Wright, who prefers “unmanned aircraft system” over the more colloquial term “drone,” says the GOED has performed independent research indicating potential economic benefits to an expanded commercialization of unmanned aircraft systems.
“If the commercialization of unmanned aircraft systems is allowed, and that industry could grow, we estimate that over the next ten years the impact to Utah would be directly about 10,000 employees,” he says.
While drones show a lot of promise for civilian and industry use, most discussion of this emerging technology starts with the negative perceptions surrounding military use or privacy concerns. In the case of commercial use, however, Wright personally feels such negativity is misplaced.
“That’s one of the rationales for having these test sites,” Wright explains. “One would hope that we allow the test sites to help us develop and understand what kind of regulations and requirements are needed such that we do not have ineffective laws which restrict economic development.”
To assuage privacy concerns, Wright says the Aerospace States Association has worked with various civil liberties organizations. One such organization is the American Civil Liberties Union, or ACLU.
Marina Lowe of ACLU Utah sees a mix of positive and negative possibilities for unmanned aircraft, but she says getting our legal framework ahead of the technology is key.
“I think the real point is, with any sort of new technology, we see that our privacy rights are a little bit lagging,” Lowe says. “They’re always trying to catch up to the latest technology that’s developing.
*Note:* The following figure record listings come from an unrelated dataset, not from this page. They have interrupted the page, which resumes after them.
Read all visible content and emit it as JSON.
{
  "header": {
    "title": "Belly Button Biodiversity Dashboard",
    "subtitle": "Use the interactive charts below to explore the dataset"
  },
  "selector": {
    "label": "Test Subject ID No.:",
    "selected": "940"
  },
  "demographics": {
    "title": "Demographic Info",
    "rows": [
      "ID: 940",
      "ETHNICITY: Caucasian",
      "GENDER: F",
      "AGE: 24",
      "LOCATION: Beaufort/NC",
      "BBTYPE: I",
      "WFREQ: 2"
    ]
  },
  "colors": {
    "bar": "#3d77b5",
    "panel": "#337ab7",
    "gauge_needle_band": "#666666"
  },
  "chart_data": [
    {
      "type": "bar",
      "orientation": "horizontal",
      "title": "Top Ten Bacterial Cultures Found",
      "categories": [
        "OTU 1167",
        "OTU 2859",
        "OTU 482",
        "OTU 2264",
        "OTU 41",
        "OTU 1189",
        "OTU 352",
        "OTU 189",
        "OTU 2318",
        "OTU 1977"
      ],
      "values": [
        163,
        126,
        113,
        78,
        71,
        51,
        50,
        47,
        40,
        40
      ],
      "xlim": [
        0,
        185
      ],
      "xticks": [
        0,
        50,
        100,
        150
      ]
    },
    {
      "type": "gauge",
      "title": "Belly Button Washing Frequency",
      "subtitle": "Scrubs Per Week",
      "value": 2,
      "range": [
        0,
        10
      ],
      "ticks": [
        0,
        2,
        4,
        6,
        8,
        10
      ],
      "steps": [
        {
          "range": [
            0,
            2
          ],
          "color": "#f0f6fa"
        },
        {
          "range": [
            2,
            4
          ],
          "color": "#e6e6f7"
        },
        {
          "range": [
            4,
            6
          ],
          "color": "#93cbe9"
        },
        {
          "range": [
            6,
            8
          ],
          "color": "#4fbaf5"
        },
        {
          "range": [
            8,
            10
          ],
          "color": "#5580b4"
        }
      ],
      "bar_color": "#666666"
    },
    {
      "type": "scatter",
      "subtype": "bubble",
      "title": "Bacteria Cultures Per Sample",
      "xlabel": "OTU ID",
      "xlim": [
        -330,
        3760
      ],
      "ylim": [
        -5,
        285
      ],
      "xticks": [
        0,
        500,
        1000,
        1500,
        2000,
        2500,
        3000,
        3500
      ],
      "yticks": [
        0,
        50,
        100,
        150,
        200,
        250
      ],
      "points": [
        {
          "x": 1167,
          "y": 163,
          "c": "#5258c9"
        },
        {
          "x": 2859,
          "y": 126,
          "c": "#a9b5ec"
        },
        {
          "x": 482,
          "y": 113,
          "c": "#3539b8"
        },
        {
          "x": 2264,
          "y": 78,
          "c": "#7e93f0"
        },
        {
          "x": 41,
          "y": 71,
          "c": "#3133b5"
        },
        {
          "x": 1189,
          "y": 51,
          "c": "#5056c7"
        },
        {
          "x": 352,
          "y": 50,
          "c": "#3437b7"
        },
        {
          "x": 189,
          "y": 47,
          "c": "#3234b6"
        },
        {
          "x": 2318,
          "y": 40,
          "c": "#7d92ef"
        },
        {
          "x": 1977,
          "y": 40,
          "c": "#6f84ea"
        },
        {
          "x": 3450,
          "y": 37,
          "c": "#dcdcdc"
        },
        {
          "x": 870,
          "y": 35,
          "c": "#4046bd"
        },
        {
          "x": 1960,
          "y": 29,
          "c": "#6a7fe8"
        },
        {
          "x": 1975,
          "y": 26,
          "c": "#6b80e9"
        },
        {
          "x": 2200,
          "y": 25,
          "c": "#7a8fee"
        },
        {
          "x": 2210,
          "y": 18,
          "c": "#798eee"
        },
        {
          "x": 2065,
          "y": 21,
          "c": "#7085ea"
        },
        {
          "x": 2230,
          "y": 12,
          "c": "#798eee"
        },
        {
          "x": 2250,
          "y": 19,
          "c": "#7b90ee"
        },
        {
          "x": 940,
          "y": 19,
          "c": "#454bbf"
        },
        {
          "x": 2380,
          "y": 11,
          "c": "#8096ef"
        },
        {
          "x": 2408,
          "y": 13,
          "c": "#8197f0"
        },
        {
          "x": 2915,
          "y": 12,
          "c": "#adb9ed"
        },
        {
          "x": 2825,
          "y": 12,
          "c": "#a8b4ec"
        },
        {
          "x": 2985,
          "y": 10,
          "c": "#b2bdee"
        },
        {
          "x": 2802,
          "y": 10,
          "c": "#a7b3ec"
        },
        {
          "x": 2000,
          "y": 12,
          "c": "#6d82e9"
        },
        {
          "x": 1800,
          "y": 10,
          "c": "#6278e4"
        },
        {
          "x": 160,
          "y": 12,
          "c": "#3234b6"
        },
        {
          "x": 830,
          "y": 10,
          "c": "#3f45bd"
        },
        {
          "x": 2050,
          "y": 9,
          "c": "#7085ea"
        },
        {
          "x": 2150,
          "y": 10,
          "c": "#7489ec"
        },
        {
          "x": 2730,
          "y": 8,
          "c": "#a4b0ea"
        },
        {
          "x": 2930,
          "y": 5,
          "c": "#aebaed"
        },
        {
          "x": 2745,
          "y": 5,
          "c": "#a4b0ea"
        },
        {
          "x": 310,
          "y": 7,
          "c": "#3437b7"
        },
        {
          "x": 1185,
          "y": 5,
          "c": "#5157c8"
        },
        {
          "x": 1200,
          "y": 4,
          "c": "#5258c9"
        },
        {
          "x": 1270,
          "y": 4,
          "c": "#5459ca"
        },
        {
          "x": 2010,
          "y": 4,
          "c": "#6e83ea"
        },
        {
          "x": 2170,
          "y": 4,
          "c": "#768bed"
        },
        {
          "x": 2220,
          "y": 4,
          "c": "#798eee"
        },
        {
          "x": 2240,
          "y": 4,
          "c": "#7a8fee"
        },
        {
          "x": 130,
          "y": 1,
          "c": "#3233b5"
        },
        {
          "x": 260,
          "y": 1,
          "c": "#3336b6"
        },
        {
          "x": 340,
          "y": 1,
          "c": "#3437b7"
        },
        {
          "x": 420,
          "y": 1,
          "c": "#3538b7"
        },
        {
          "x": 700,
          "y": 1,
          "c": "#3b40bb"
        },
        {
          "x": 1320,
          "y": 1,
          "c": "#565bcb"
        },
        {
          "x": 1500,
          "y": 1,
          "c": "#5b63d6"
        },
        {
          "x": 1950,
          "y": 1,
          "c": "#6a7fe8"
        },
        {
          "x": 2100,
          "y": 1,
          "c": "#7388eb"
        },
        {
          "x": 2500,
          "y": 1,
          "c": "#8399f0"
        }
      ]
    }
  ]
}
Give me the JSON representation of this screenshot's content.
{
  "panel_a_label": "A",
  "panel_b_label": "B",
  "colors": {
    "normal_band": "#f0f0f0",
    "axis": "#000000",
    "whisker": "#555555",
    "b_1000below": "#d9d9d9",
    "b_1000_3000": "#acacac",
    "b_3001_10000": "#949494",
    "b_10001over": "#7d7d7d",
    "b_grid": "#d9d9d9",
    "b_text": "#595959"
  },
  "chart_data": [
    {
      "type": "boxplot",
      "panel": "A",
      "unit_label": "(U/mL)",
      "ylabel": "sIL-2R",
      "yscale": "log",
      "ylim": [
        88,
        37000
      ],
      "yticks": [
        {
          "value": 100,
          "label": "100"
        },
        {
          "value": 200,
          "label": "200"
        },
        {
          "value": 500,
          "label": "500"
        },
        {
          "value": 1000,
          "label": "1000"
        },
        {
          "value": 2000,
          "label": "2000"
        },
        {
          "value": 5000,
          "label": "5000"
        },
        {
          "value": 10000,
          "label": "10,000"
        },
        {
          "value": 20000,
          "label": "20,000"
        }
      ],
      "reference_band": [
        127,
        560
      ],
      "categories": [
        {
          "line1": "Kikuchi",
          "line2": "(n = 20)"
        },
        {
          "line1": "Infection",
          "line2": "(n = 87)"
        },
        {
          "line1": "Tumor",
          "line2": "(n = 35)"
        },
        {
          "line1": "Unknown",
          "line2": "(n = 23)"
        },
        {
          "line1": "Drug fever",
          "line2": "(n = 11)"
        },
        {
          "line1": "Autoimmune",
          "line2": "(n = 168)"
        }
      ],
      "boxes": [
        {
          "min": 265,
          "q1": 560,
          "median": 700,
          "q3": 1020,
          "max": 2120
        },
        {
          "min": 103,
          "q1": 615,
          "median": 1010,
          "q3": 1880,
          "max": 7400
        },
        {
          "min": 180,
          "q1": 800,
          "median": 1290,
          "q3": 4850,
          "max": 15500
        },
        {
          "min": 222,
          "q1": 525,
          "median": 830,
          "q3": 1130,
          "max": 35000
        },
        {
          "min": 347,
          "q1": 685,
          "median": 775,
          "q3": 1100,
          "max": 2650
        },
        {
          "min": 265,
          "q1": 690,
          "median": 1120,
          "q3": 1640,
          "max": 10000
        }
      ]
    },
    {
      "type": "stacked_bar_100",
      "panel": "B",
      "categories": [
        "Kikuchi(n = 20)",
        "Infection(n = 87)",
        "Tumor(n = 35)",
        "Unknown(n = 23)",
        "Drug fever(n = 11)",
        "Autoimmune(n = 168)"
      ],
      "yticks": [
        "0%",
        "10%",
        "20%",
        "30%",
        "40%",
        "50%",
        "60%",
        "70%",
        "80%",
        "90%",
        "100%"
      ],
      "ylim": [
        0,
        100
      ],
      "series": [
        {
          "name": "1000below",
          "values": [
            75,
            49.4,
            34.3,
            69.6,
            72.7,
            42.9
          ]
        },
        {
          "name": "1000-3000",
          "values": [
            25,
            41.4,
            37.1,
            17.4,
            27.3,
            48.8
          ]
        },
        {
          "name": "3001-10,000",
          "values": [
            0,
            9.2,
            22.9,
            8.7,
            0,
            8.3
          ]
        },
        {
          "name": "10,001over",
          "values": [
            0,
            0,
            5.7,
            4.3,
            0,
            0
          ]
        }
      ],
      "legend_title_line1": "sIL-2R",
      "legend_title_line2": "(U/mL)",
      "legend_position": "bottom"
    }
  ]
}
So that’s why it’s really incumbent on our lawmakers and on Utahns to press for the protections to be put into law so that, as we move forward with these technologies, we’re not leaving our rights behind.”
The FAA has outlined privacy requirements for the new drone testing sites, but Jennifer Lynch of the Electronic Frontier Foundation says they may not go far enough.
In comments submitted to the FAA, Lynch says the FAA needs to address privacy issues with the same vigor that they address safety issues, saying, “Just as vague safety regulations for drones could result in damage to life or property, vague privacy measures could harm civil liberties.”
But as the federal government and the states come to terms with the legal issues posed by commercial drone use, Wright says the Utah economy stands to benefit from the development of unmanned aircraft systems—even if Utah loses out on the FAA’s testing site giveaway.
“Over the next ten years, the total industry could be $100 billion. What it could mean to Utah would be in the order of maybe $10 billion to $20 billion-worth of business over the next ten years,” Wright says. “So we will get some benefit. No matter what happens, it’ll grow. If our site is here in Utah, we will get even more of a benefit.”
To date, the FAA bars unmanned aircraft for commercial use in the United States.